Being meticulous designers and font engineers, it is the blend of art and technology that serves as the basis for Stiggy and Sands’ work ethic, a foundation that’s perfectly exemplified in their most recent release, Kapture.

“Kapture was actually based upon sample work from a book titled ‘Letters & Lettering’ by Paul Carlyle and Guy Oring,” Jim told us. “There are numerous one line sample scripts of ‘Silence is a great peacemaker,’ so I chose one that spoke to me and started filling it out.”

As if filling out the basic character set were not work enough, Stiggy and Sands prefers to compose scripts that offer extensive swash, contextual alternates, ligatures, and other OpenType features. In the end, Kapture was comprised of 915 glyphs.


Still, such intricacies provide great satisfaction for Jim. “I really enjoy taking something that is not complete and making it whole,” he said. “There’s a unique challenge to creating characters that jive well with existing ones, particularly in script designs.” Kapture is a partial connecting script and as such, most of the lowercase glyphs connect, just as they would in natural handwriting. “You aren’t exactly free to draw the letter any way you want, so you have to find a way to make the connection look natural, and at the same time make sure the spacing between the letters is reasonably consistent,” Jim observed.

Kapture personifies sensuality in drawn-out, languid strokes. Gracefully composed with romantic overtones, the effortless cadence between its letterforms imbue Kapture with a passionate resonance. A sonorous love song in type, Kapture is an elegant choice for engagement announcements, wedding invitations, romantic greeting cards, branding, product packaging, and any project that must take a luxurious and sophisticated approach to its design.

Kapture offers contextual alternates for alternate beginnings and endings for lowercase letters, stylistic alternates that provide a collection of alternate capital letters, a full set of inferiors and superiors for limitless fractions, standard ligatures, oldstyle figures, and ornaments for exceptional versatility and panache. Its multilingual support extends to Basic Latin, Western European, Euro, Catalan, Baltic, Turkish, Central European, Pan African Latin, Dutch, and Afrikaans for global accessibility.


Stiggy and Sands currently offers 35 products through YouWorkForThem. If you’re in love with Kapture, you’ll want to check out every single one of the type designs in their portfolio and bookmark it so you won’t miss their future additions.

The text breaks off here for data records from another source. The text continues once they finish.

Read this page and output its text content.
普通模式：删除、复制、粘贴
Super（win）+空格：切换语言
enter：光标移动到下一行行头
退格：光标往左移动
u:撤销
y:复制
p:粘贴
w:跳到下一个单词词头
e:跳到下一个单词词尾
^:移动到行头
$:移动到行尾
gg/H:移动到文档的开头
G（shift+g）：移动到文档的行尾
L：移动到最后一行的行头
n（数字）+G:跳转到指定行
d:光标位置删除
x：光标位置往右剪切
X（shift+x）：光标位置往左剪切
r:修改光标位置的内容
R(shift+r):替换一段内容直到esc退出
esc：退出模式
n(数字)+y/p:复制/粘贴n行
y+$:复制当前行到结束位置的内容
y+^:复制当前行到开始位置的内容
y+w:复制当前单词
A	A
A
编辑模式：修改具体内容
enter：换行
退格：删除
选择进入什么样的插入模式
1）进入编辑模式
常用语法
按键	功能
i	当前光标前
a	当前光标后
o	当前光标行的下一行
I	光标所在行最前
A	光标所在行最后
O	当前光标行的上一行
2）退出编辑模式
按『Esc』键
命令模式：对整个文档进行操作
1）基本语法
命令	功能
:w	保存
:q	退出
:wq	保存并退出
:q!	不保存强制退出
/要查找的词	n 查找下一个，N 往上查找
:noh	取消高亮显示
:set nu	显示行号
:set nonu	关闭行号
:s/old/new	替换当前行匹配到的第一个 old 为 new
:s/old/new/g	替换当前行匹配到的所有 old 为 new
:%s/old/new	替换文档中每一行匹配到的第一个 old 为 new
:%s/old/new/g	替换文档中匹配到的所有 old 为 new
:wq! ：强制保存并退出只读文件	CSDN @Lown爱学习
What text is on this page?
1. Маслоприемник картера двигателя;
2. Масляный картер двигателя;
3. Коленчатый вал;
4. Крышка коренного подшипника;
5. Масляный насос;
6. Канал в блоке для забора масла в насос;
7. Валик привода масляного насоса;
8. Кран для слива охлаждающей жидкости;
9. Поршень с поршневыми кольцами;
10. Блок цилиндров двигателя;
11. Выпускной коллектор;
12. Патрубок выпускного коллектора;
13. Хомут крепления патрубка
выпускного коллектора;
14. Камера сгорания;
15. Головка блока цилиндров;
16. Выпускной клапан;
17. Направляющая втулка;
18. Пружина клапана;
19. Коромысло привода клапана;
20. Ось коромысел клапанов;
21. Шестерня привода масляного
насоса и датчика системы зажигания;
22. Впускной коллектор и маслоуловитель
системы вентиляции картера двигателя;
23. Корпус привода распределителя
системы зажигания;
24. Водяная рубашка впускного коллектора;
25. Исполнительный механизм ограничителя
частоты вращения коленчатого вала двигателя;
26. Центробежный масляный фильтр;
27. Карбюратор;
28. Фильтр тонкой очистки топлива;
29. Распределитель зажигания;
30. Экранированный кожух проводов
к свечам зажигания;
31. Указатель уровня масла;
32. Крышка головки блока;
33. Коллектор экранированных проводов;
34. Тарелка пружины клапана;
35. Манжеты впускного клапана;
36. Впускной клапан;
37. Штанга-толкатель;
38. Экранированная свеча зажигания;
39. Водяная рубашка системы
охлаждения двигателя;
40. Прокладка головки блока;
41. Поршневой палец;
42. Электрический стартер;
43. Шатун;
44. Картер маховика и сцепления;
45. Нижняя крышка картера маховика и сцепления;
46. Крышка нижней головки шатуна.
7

“Brian is working on a retro upright script font based on the type found in an old greeting card,” Jim shared. It’s a considerable challenge because there isn’t much to work with aside from a couple of capital letters, a small selection of lowercase letters, and no additional figures. “Right now it’s super thin, but we may explore a bolder or even a black weight and interpolate some weights in-between, like we did with Sacramento,” he added.

Given Stiggy and Sands’ illustrious body of work so far, we can’t wait to see what they release in the future!